MLS: Students may mistakenly believe that online education is easier than traditional means of delivery. Students must possess a significant level of self-determination to adequately plan, organize, and execute assignment, course, and program completion successfully. A major difference between distance and local education is the importance of learning from each other and engaging in courses with classmates and the instructor in two-way communication. Distance learning involves far less sitting and passive listening. It is interactive to the point of being required for success. The online student cannot sit in the back row of the class and merely listen. To be successful, participation is demanded. The students must immerse themselves in learning.

What is the largest challenge you’ve faced as an expert in this industry?

MC: The in-person learning experience is unique and its benefits are innumerable. Our biggest challenge is figuring out how to leverage the long list of benefits of online learning and then closing the gaps in some of the other areas that traditionally favor the in-person model. To do this, we can make the content as engaging as possible, ensuring our teachers weave in authentic personal stories and even get comfortable with showing their mistakes. We can also provide mechanisms to receive feedback and input from teachers and other students, and we can re-create the energy of an in-person classroom with live sessions and Q&As. We’re exploring all of these things through our primary membership experience, as well as in our cohort-based Chroma Courses.

What are the three biggest benefits of online learning when someone is looking to pursue a higher education in nursing?
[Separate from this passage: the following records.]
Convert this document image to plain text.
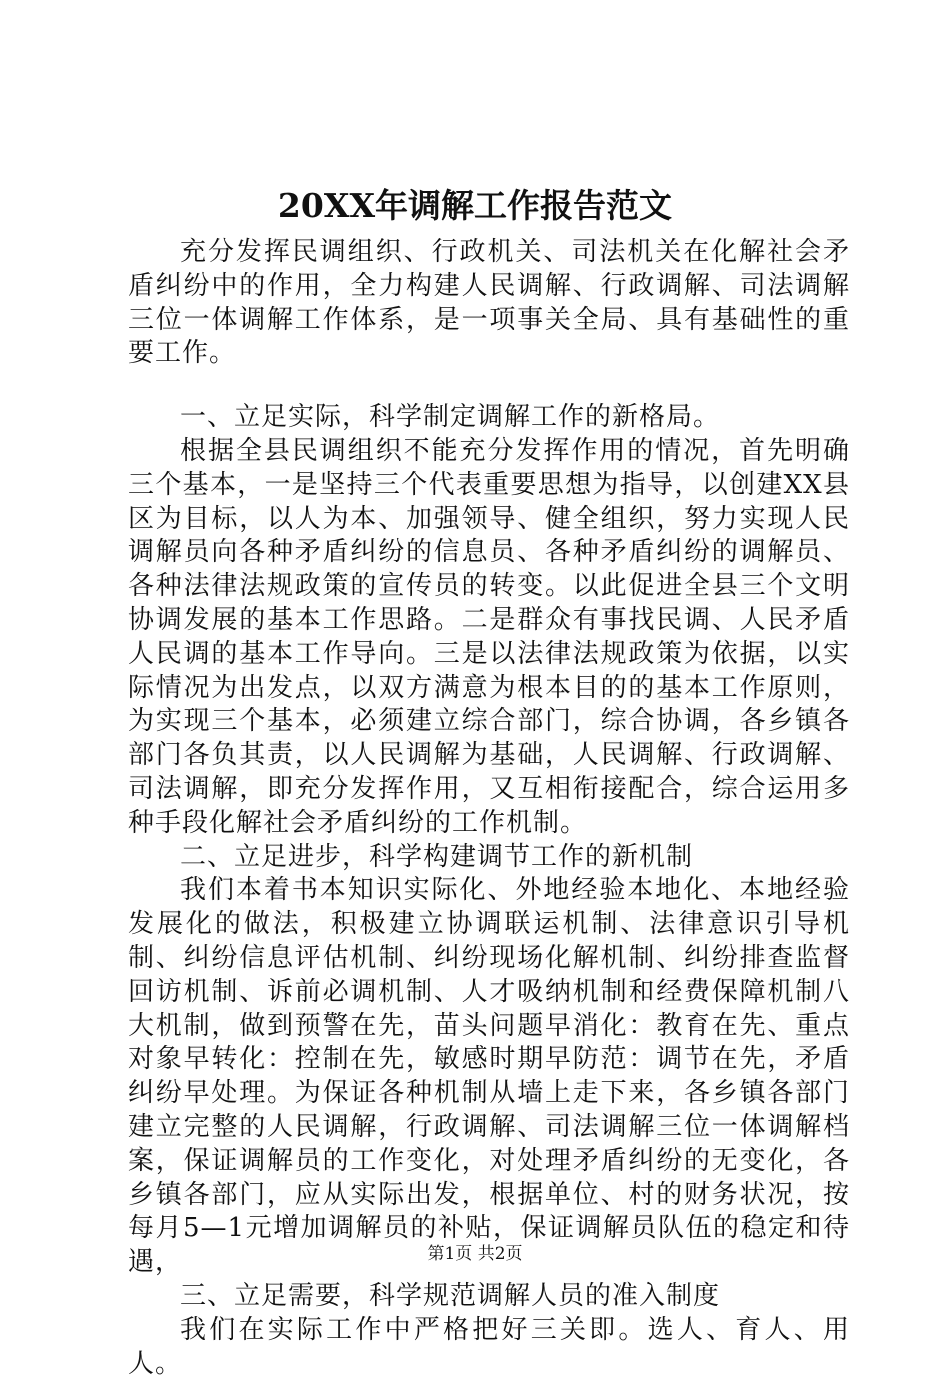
20XX年调解工作报告范文

充分发挥民调组织、行政机关、司法机关在化解社会矛盾纠纷中的作用，全力构建人民调解、行政调解、司法调解三位一体调解工作体系，是一项事关全局、具有基础性的重要工作。

一、立足实际，科学制定调解工作的新格局。

根据全县民调组织不能充分发挥作用的情况，首先明确三个基本，一是坚持三个代表重要思想为指导，以创建XX县区为目标，以人为本、加强领导、健全组织，努力实现人民调解员向各种矛盾纠纷的信息员、各种矛盾纠纷的调解员、各种法律法规政策的宣传员的转变。以此促进全县三个文明协调发展的基本工作思路。二是群众有事找民调、人民矛盾人民调的基本工作导向。三是以法律法规政策为依据，以实际情况为出发点，以双方满意为根本目的的基本工作原则，为实现三个基本，必须建立综合部门，综合协调，各乡镇各部门各负其责，以人民调解为基础，人民调解、行政调解、司法调解，即充分发挥作用，又互相衔接配合，综合运用多种手段化解社会矛盾纠纷的工作机制。

二、立足进步，科学构建调节工作的新机制

我们本着书本知识实际化、外地经验本地化、本地经验发展化的做法，积极建立协调联运机制、法律意识引导机制、纠纷信息评估机制、纠纷现场化解机制、纠纷排查监督回访机制、诉前必调机制、人才吸纳机制和经费保障机制八大机制，做到预警在先，苗头问题早消化：教育在先、重点对象早转化：控制在先，敏感时期早防范：调节在先，矛盾纠纷早处理。为保证各种机制从墙上走下来，各乡镇各部门建立完整的人民调解，行政调解、司法调解三位一体调解档案，保证调解员的工作变化，对处理矛盾纠纷的无变化，各乡镇各部门，应从实际出发，根据单位、村的财务状况，按每月5—1元增加调解员的补贴，保证调解员队伍的稳定和待遇，

三、立足需要，科学规范调解人员的准入制度

我们在实际工作中严格把好三关即。选人、育人、用人。

第1页 共2页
MLS: The first is flexibility of scheduling to allow for a balance in life with work and family. Also, access to a wide range of programs not limited by geography, and learner equity. High-quality course designs, which incorporate multiple methods of information dissemination and knowledge assessment, give a far more balanced classroom than the traditional lecture/test approach to education.

JH: My perspective on this is shaped by the compelling stories of our students and recent graduates. They have told us that they chose our online programs because they were flexible and allowed them to continue to work as nurses while they were pursuing an advanced degree. Many of our learners have returned to tell us that our authentic assessments were a reflection of knowledge, skills, and attitudes that have helped them be successful in the workplace. Our emphasis on competence (not time-in-task or letter grades) and the collaborative interactions with faculty are critical in this development. Thanks to online learning, schools finally can deliver a rigorous, enriching, and challenging program that feels contemporary and relevant — for a fair price.